Deepfakes are artificial intelligence (AI) technology that employs deep learning to generate realistic-looking but phoney films or images. Algorithms use large volumes of data to analyse and discover patterns in order to provide compelling and realistic results. Deepfakes use this technology to modify movies or photos to make them appear as if they involve events or persons that never happened or existed.The procedure begins with gathering large volumes of visual and auditory data about the target individual, which is usually obtained from publicly accessible sources such as social media or public appearances. This data is then utilised for training a deep-learning model to resemble the target of deep fakes.
Recent Cases of Deepfakes-
In an unusual turn of events, a man from northern China became the victim of a sophisticated deep fake technology. This incident has heightened concerns about using artificial intelligence (AI) tools to aid financial crimes, putting authorities and the general public on high alert.

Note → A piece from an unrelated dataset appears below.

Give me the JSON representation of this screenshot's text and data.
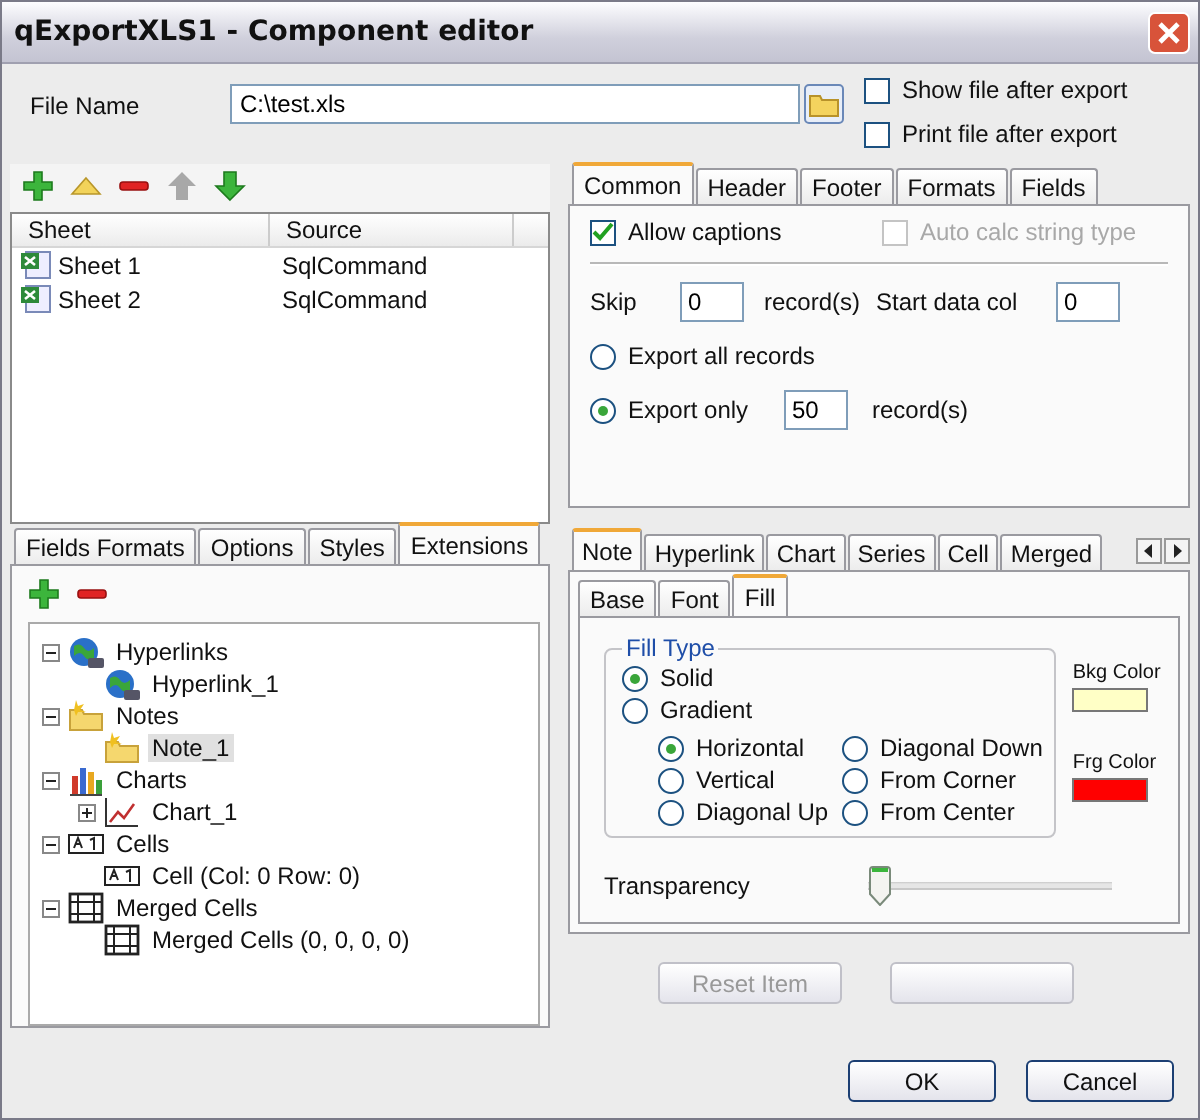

During a video conversation, a scammer successfully impersonated the victim’s close friend using AI-powered face-swapping technology. The scammer duped the unwary victim into transferring 4.3 million yuan (nearly Rs 5 crore). The fraud occurred in Baotou, China.
AI ‘deep fakes’ of innocent images fuel spike in sextortion scams
Artificial intelligence-generated “deepfakes” are fuelling sextortion frauds like a dry brush in a raging wildfire. According to the FBI, the number of nationally reported sextortion instances came to 322% between February 2022 and February 2023, with a notable spike since April due to AI-doctored photographs. And as per the FBI, innocent photographs or videos posted on social media or sent in communications can be distorted into sexually explicit, AI-generated visuals that are “true-to-life” and practically hard to distinguish. According to the FBI, predators often located in other countries use doctored AI photographs against juveniles to compel money from them or their families or to obtain actual sexually graphic images.
- Lensa AI.
- Deepfakes Web.
- Deep Art.
- Face Swap Live.
There are numerous high-profile Deepfake examples available. Deepfake films include one released by actor Jordan Peele, who used actual footage of Barack Obama and his own imitation of Obama to convey a warning about Deepfake videos.
A video shows Facebook CEO Mark Zuckerberg discussing how Facebook ‘controls the future’ with stolen user data, most notably on Instagram. The original video is from a speech he delivered on Russian election meddling; only 21 seconds of that address were used to create the new version. However, the vocal impersonation fell short of Jordan Peele’s Obama and revealed the truth.
The dark side of AI-Generated Misinformation
- Misinformation generated by AI-generated the truth, making it difficult to distinguish fact from fiction.
- People can unmask AI content by looking for discrepancies and lacking the human touch.
- AI content detection technologies can detect and neutralise disinformation, preventing it from spreading.
Safeguards against Deepfakes-
Technology is not the only way to guard against Deepfake videos. Good fundamental security methods are incredibly effective for combating Deepfake.For example, incorporating automatic checks into any mechanism for disbursing payments might have prevented numerous Deepfake and related frauds. You might also:
- Regular backups safeguard your data from ransomware and allow you to restore damaged data.
- Using different, strong passwords for different accounts ensures that just because one network or service has been compromised, it does not imply that others have been compromised as well. You do not want someone to be able to access your other accounts if they get into your Facebook account.
- To secure your home network, laptop, and smartphone against cyber dangers, use a good security package such as Kaspersky Total Security. This bundle includes anti-virus software, a VPN to prevent compromised Wi-Fi connections, and webcam security.
What is the future of Deepfake –
Deepfake is constantly growing. Deepfake films were easy to spot two years ago because of the clumsy movement and the fact that the simulated figure never looked to blink. However, the most recent generation of bogus videos has evolved and adapted.
There are currently approximately 15,000 Deepfake videos available online. Some are just for fun, while others attempt to sway your opinion. But now that it only takes a day or two to make a new Deepfake, that number could rise rapidly.
The distinction between authentic and fake content will undoubtedly become more challenging to identify as technology advances. As a result, experts feel it should not be up to individuals to discover deep fakes in the wild. “The responsibility should be on the developers, toolmakers, and tech companies to create invisible watermarks and signal what the source of that image is,” they stated. Several startups are also working on approaches for detecting deep fakes.